Meskipun Pulau Hong Kong dan Kowloon telah diserahkan kepada Inggris untuk selamanya, kontrol atas New Territories adalah sebuah perjanjian sewa selama 99 tahun. Sifat terbatas sewa selama 99 tahun tidak menghalangi pembangunan Hong Kong karena New Territories digabungkan sebagai bagian dari Hong Kong.
Namun, pada tahun 1997, adalah tidak praktis untuk memisahkan ketiga wilayah tersebut dan hanya mengembalikan New Territories. Selain itu, dengan kelangkaan tanah dan sumber daya alam di Pulau Hong Kong dan Kowloon, New Territories dikembangkan dengan infrastruktur berskala besar dan pembangunan lainnya, dengan hari mencapai impas berada jauh melewati tanggal 30 Juni 1997. Oleh karena itu, status New Territories setelah berakhirnya masa sewa 99 tahun menjadi penting bagi perkembangan ekonomi Hong Kong.[2]
Ketika Republik Rakyat Tiongkok memperoleh kursi di Perserikatan Bangsa-Bangsa (PBB) sebagai hasil dari Resolusi Majelis Umum PBB 2758 pada tahun 1971, Tiongkok mulai bertindak diplomatis mengenai isu-isu kedaulatan atas Hong Kong dan Makau. Pada bulan Maret 1972, perwakilan Tiongkok di PBB, Huang Hua, menulis surat kepada Komite Dekolonisasi PBB untuk menyatakan posisi pemerintah Tiongkok:
"Pertanyaan-pertanyaan mengenai Hong Kong dan Makau termasuk dalam kategori pertanyaan yang dihasilkan dari serangkaian perjanjian yang tidak setara yang imperialis kenakan kepada Tiongkok. Hong Kong dan Makau adalah bagian dari wilayah Tiongkok yang diduduki oleh otoritas Inggris dan Portugis. Penyelesaian pertanyaan mengenai Hong Kong dan Makau adalah sepenuhnya dalam hak kedaulatan Tiongkok dan sama sekali tidak berada di bawah kategori biasa dari wilayah kolonial. Oleh karena itu, mereka tidak seharusnya dimasukkan dalam daftar wilayah kolonial yang diliputi oleh deklarasi tentang pemberian kemerdekaan kepada wilayah kolonial dan rakyat. Berkenaan dengan pertanyaan mengenai Hong Kong dan Makau, pemerintah Tiongkok telah secara konsisten menyatakan bahwa mereka harus diselesaikan dengan cara yang tepat ketika kondisi sudah matang."[3]

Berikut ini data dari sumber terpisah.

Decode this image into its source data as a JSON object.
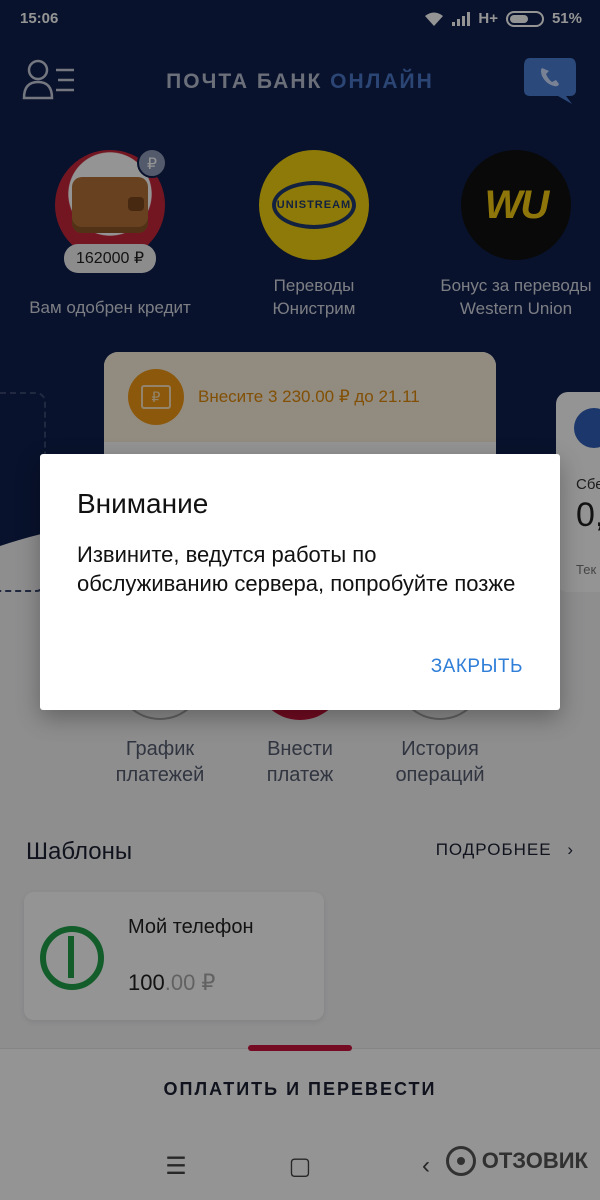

Pada tahun yang sama, pada tanggal 8 November, Majelis Umum Perserikatan Bangsa-Bangsa mengesahkan resolusi mengenai penghapusan Hong Kong dan Makau dari daftar resmi koloni.[3]
Pada bulan Maret 1979, Gubernur Hong Kong, Murray MacLehose melakukan kunjungan resmi pertamanya ke Republik Rakyat Tiongkok (RRT), mengambil inisiatif untuk mengajukan pertanyaan mengenai kedaulatan Hong Kong dengan Deng Xiaoping.[4] Tanpa menjelaskan dan menetapkan posisi resmi pemerintah RRt, pengaturan sewa properi dan perjanjian pinjaman di Hong Kong dalam 18 tahun ke depan akan menjadi sulit.[2]